Harga Tembaga Membubung, Bagaimana Dampaknya ke Freeport?

Jakarta, CNBC Indonesia - Harga tembaga tengah membubung tinggi di tengah pasokan yang menipis. Pada akhir pekan lalu, Jumat (14/05/2021), harga tembaga di London Metal Exchange (LME) tercatat mencapai US$ 10.212 per metrik ton (MT).
Bahkan, harga tembaga ini digadang-gadang berpotensi bisa menyentuh US$ 20.000 per MT di 2025, berdasarkan analisis Bank of America (BofA), seperti dilansir dari CNBC International.
Kenaikan harga tembaga ini tentunya juga bakal menguntungkan produsen tembaga, salah satunya PT Freeport Indonesia.
Lalu, bagaimana dampak kenaikan harga tembaga kepada Freeport?
Juru Bicara PT Freeport Indonesia (PTFI) Riza Pratama mengatakan, perusahaan pada tahun ini memang menargetkan peningkatan produksi konsentrat tembaga dibandingkan tahun lalu.
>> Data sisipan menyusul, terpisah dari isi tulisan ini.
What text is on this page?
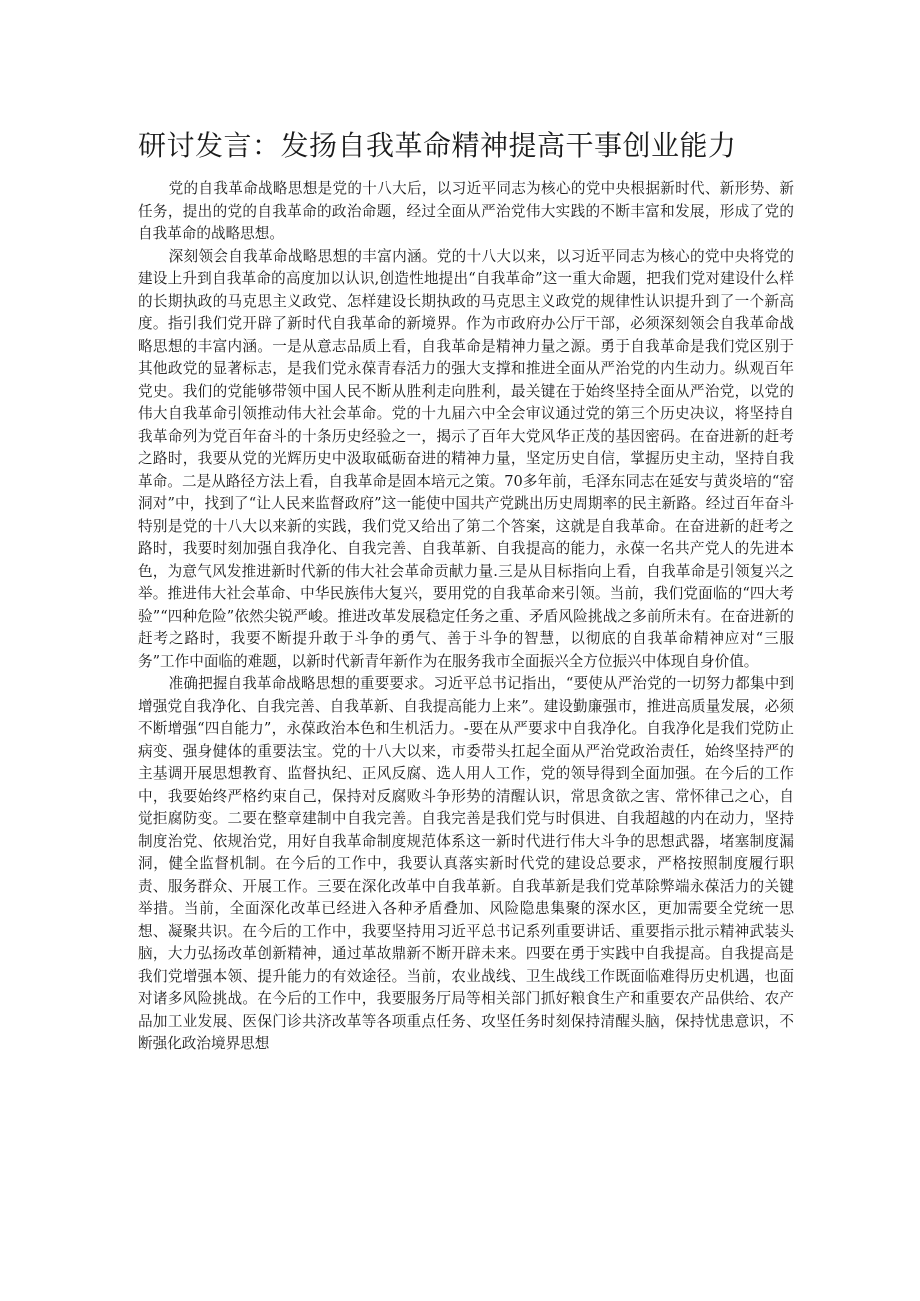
研讨发言：发扬自我革命精神提高干事创业能力

党的自我革命战略思想是党的十八大后，以习近平同志为核心的党中央根据新时代、新形势、新任务，提出的党的自我革命的政治命题，经过全面从严治党伟大实践的不断丰富和发展，形成了党的自我革命的战略思想。

深刻领会自我革命战略思想的丰富内涵。党的十八大以来，以习近平同志为核心的党中央将党的建设上升到自我革命的高度加以认识,创造性地提出“自我革命”这一重大命题，把我们党对建设什么样的长期执政的马克思主义政党、怎样建设长期执政的马克思主义政党的规律性认识提升到了一个新高度。指引我们党开辟了新时代自我革命的新境界。作为市政府办公厅干部，必须深刻领会自我革命战略思想的丰富内涵。一是从意志品质上看，自我革命是精神力量之源。勇于自我革命是我们党区别于其他政党的显著标志，是我们党永葆青春活力的强大支撑和推进全面从严治党的内生动力。纵观百年党史。我们的党能够带领中国人民不断从胜利走向胜利，最关键在于始终坚持全面从严治党，以党的伟大自我革命引领推动伟大社会革命。党的十九届六中全会审议通过党的第三个历史决议，将坚持自我革命列为党百年奋斗的十条历史经验之一，揭示了百年大党风华正茂的基因密码。在奋进新的赶考之路时，我要从党的光辉历史中汲取砥砺奋进的精神力量，坚定历史自信，掌握历史主动，坚持自我革命。二是从路径方法上看，自我革命是固本培元之策。70多年前，毛泽东同志在延安与黄炎培的“窑洞对”中，找到了“让人民来监督政府”这一能使中国共产党跳出历史周期率的民主新路。经过百年奋斗特别是党的十八大以来新的实践，我们党又给出了第二个答案，这就是自我革命。在奋进新的赶考之路时，我要时刻加强自我净化、自我完善、自我革新、自我提高的能力，永葆一名共产党人的先进本色，为意气风发推进新时代新的伟大社会革命贡献力量.三是从目标指向上看，自我革命是引领复兴之举。推进伟大社会革命、中华民族伟大复兴，要用党的自我革命来引领。当前，我们党面临的“四大考验”“四种危险”依然尖锐严峻。推进改革发展稳定任务之重、矛盾风险挑战之多前所未有。在奋进新的赶考之路时，我要不断提升敢于斗争的勇气、善于斗争的智慧，以彻底的自我革命精神应对“三服务”工作中面临的难题，以新时代新青年新作为在服务我市全面振兴全方位振兴中体现自身价值。

准确把握自我革命战略思想的重要要求。习近平总书记指出，“要使从严治党的一切努力都集中到增强党自我净化、自我完善、自我革新、自我提高能力上来”。建设勤廉强市，推进高质量发展，必须不断增强“四自能力”，永葆政治本色和生机活力。-要在从严要求中自我净化。自我净化是我们党防止病变、强身健体的重要法宝。党的十八大以来，市委带头扛起全面从严治党政治责任，始终坚持严的主基调开展思想教育、监督执纪、正风反腐、选人用人工作，党的领导得到全面加强。在今后的工作中，我要始终严格约束自己，保持对反腐败斗争形势的清醒认识，常思贪欲之害、常怀律己之心，自觉拒腐防变。二要在整章建制中自我完善。自我完善是我们党与时俱进、自我超越的内在动力，坚持制度治党、依规治党，用好自我革命制度规范体系这一新时代进行伟大斗争的思想武器，堵塞制度漏洞，健全监督机制。在今后的工作中，我要认真落实新时代党的建设总要求，严格按照制度履行职责、服务群众、开展工作。三要在深化改革中自我革新。自我革新是我们党革除弊端永葆活力的关键举措。当前，全面深化改革已经进入各种矛盾叠加、风险隐患集聚的深水区，更加需要全党统一思想、凝聚共识。在今后的工作中，我要坚持用习近平总书记系列重要讲话、重要指示批示精神武装头脑，大力弘扬改革创新精神，通过革故鼎新不断开辟未来。四要在勇于实践中自我提高。自我提高是我们党增强本领、提升能力的有效途径。当前，农业战线、卫生战线工作既面临难得历史机遇，也面对诸多风险挑战。在今后的工作中，我要服务厅局等相关部门抓好粮食生产和重要农产品供给、农产品加工业发展、医保门诊共济改革等各项重点任务、攻坚任务时刻保持清醒头脑，保持忧患意识，不断强化政治境界思想
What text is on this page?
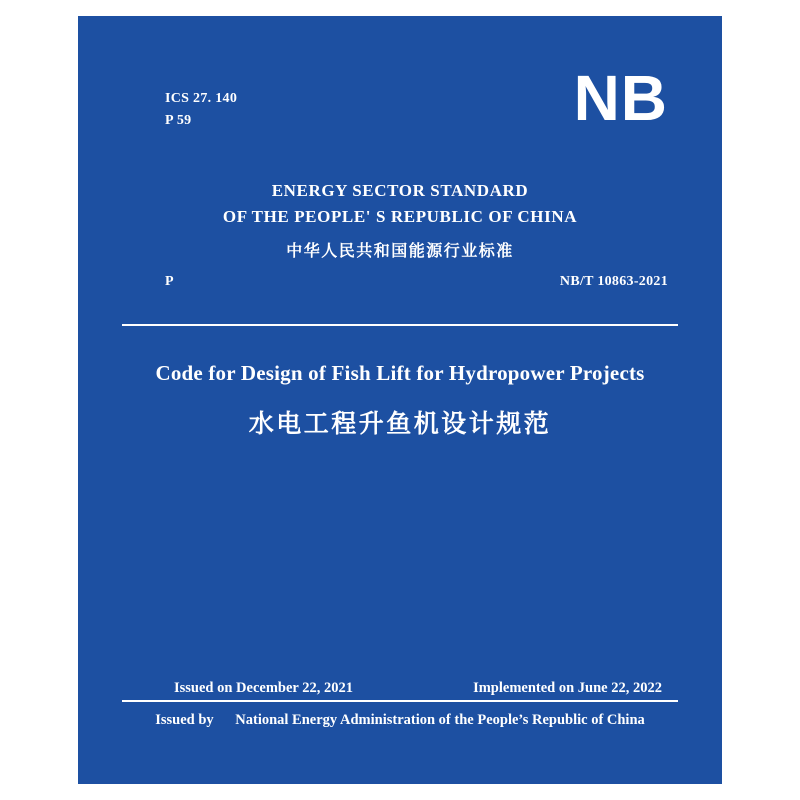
ICS 27. 140
P 59	NB
ENERGY SECTOR STANDARD
OF THE PEOPLE' S REPUBLIC OF CHINA
中华人民共和国能源行业标准
P	NB/T 10863-2021
Code for Design of Fish Lift for Hydropower Projects
水电工程升鱼机设计规范
Issued on December 22, 2021	Implemented on June 22, 2022
Issued by National Energy Administration of the People’s Republic of China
Namun, peningkatan target produksi ini menurutnya lebih karena fase meningkatnya operasional tambang bawah tanah.
"Produksi kami tahun ini targetnya lebih besar dari tahun lalu karena kami ramp up operasi tambang bawah tanah," tuturnya kepada CNBC Indonesia, Senin (17/05/2021).
Freeport menargetkan produksi tembaga sekitar 1,4 miliar pon pada tahun ini, lebih tinggi dibandingkan dengan produksi pada 2020 yang hanya 800 juta pon.
"Pada tahun ini produksi tembaga ditargetkan mencapai 1,4 miliar pon," ujarnya.
Sementara untuk emas, menurutnya target produksi pada tahun ini dipatok 1,4 juta ons, naik hampir dua kali lipat dari tahun lalu yang sebesar 800 ribu ons.
Berdasarkan data Freeport McMoran, produksi bijih tembaga PT Freeport Indonesia dari Grasberg Block Cave dan tambang bawah tanah Deep Mill Level Zone (DMLZ) diperkirakan mencapai 98.5000 metrik ton bijih per hari.
Meningkatnya produksi tembaga dan emas pada tahun ini menurutnya akan berdampak pada penerimaan negara, terutama dari sisi dividen yang akan dibagikan.
"Tentunya dividen yang dibayarkan kepada pemerintah akan lebih besar," imbuhnya.
Sementara dari sisi kenaikan harga, menurutnya harga mineral selalu mengalami siklus (cycle) dan saat ini tengah menghadapi super cycle (super siklus).
Khusus untuk komoditas tembaga, menurutnya banyak produsen yang berhenti berproduksi, karena pandemi Covid-19. Sementara permintaan terus naik seiring dengan kebutuhan untuk kendaraan listrik.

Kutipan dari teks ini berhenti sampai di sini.